Il y quinze ans, juste avant le printemps, Jean Ferrat prenait son dernier train…

(illustration : Ernest Pignon-Ernest)
Ma France, Ma Môme, Potemkine, La Montagne… ses chansons courent toujours dans les rues. En voilà d’autres, connues ou moins connues, avec plein d’archives à (re)découvrir et à déguster dans l’ordre que vous voulez, prenez votre temps, offrez-vous ce luxe… et merci à l’ami Ernest Pignon-Ernest à qui nous empruntons son superbe dessin de Ferrat.
Le bal du ciment
Pour nous, Jean Ferrat, c’est le bal du ciment. C’est le sublime message d’un auditeur tout ému, il y a quinze ans, sur le répondeur de l’émission, quand Jean Ferrat a plié ses gaules, parmi des centaines de messages. L’auditeur disait qu’il était maçon sur un chantier, un jour, quand il a entendu Ferrat dans le transistor qui chantait Aragon :
« Que serais-je sans toi qui vins à ma rencontre
Que serais-je sans toi QUE CE BALBUTIEMENT »
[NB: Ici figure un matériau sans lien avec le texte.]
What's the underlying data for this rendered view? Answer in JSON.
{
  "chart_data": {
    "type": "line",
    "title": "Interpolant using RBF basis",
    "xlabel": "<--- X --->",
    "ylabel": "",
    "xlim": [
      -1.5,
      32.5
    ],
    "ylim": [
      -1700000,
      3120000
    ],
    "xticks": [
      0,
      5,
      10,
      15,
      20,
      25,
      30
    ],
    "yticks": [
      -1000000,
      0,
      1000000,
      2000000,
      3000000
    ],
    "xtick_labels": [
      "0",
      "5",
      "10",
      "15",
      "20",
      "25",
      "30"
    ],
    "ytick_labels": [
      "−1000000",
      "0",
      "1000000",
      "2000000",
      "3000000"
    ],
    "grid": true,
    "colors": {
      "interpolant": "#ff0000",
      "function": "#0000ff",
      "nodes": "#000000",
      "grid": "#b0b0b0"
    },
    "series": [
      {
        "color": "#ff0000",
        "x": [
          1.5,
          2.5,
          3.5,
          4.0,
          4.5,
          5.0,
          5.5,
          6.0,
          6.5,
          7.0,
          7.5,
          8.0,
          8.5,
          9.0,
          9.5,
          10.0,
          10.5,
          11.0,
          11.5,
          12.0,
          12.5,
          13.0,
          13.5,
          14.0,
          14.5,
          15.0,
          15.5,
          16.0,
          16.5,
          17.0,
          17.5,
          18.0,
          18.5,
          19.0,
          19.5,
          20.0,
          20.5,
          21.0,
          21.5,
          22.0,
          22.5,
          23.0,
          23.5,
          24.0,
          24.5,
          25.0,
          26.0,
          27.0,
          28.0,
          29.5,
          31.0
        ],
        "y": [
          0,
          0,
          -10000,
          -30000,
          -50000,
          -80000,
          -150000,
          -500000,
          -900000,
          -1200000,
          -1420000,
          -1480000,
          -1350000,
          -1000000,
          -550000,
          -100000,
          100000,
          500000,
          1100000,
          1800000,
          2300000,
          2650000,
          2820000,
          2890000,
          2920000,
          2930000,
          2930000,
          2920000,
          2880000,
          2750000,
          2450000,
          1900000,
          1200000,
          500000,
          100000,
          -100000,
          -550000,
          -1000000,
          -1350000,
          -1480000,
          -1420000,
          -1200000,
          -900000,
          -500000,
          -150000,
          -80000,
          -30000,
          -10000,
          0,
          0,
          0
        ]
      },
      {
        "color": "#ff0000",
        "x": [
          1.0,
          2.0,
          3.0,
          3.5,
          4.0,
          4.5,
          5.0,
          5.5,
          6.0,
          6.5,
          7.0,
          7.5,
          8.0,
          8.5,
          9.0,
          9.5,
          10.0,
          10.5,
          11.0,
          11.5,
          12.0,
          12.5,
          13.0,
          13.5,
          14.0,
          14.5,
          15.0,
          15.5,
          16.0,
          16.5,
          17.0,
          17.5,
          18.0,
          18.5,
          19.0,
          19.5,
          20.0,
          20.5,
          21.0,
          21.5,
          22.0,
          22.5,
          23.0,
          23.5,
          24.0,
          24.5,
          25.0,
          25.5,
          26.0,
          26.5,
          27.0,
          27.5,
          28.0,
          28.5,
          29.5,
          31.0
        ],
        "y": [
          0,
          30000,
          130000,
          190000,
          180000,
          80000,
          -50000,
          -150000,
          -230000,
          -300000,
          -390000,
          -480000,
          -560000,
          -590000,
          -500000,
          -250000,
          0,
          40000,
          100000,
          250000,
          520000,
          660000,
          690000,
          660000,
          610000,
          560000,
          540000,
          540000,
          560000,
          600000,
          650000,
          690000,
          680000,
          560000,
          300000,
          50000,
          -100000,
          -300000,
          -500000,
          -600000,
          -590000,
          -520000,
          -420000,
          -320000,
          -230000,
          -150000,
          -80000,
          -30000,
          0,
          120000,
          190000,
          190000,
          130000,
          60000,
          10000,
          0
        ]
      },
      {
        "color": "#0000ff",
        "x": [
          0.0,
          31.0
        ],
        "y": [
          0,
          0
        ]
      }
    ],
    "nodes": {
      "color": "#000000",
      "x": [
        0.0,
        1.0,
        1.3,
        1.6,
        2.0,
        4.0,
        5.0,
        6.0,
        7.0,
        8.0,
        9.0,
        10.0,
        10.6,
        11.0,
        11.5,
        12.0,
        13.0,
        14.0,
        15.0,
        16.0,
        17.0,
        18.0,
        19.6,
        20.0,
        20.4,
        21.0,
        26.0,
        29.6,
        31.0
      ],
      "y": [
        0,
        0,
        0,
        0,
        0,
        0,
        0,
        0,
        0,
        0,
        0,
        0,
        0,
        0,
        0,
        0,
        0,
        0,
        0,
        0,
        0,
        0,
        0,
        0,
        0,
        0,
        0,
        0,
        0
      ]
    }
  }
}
Mais avec le bruit autour, l’ami auditeur a compris « QUE CE BAL DU CIMENT ». Ça l’a touché, à fond, tout autant. La lourdeur énorme du béton opposé à la légèreté du bal, du dimanche, du possible, de l’amour peut-être, de la grâce sûrement…
Si Aragon avait entendu ce malentendu, il l’aurait préféré, c’est évident. D’ailleurs, ce n’est pas un malentendu, c’est comme ça qu’on s’approprie les chansons et qu’on les invente et qu’elles restent vivantes. On vous dira : « Ferrat, c’est toute une époque ». C’est vrai, mais parfois c’est toutes les époques, la preuve, le 7 juillet 2024, ces quatre minutes et trente sept secondes de bonheur, quand MA FRANCE est devenue LA FRANCE !
Ferrat, c’est nous

(illustration : Daniel Mermet)
Pourquoi on n’oublie pas ? Parce que Ferrat, c’est nous. La montagne, c’est chez nous, les marins de Potemkine, c’est nos frères, ma môme, c’est la mienne, la nuit et le brouillard, c’est en nous, c’est nous qui ne guérissons pas de notre enfance, c’est nous qui aimons à perdre la raison.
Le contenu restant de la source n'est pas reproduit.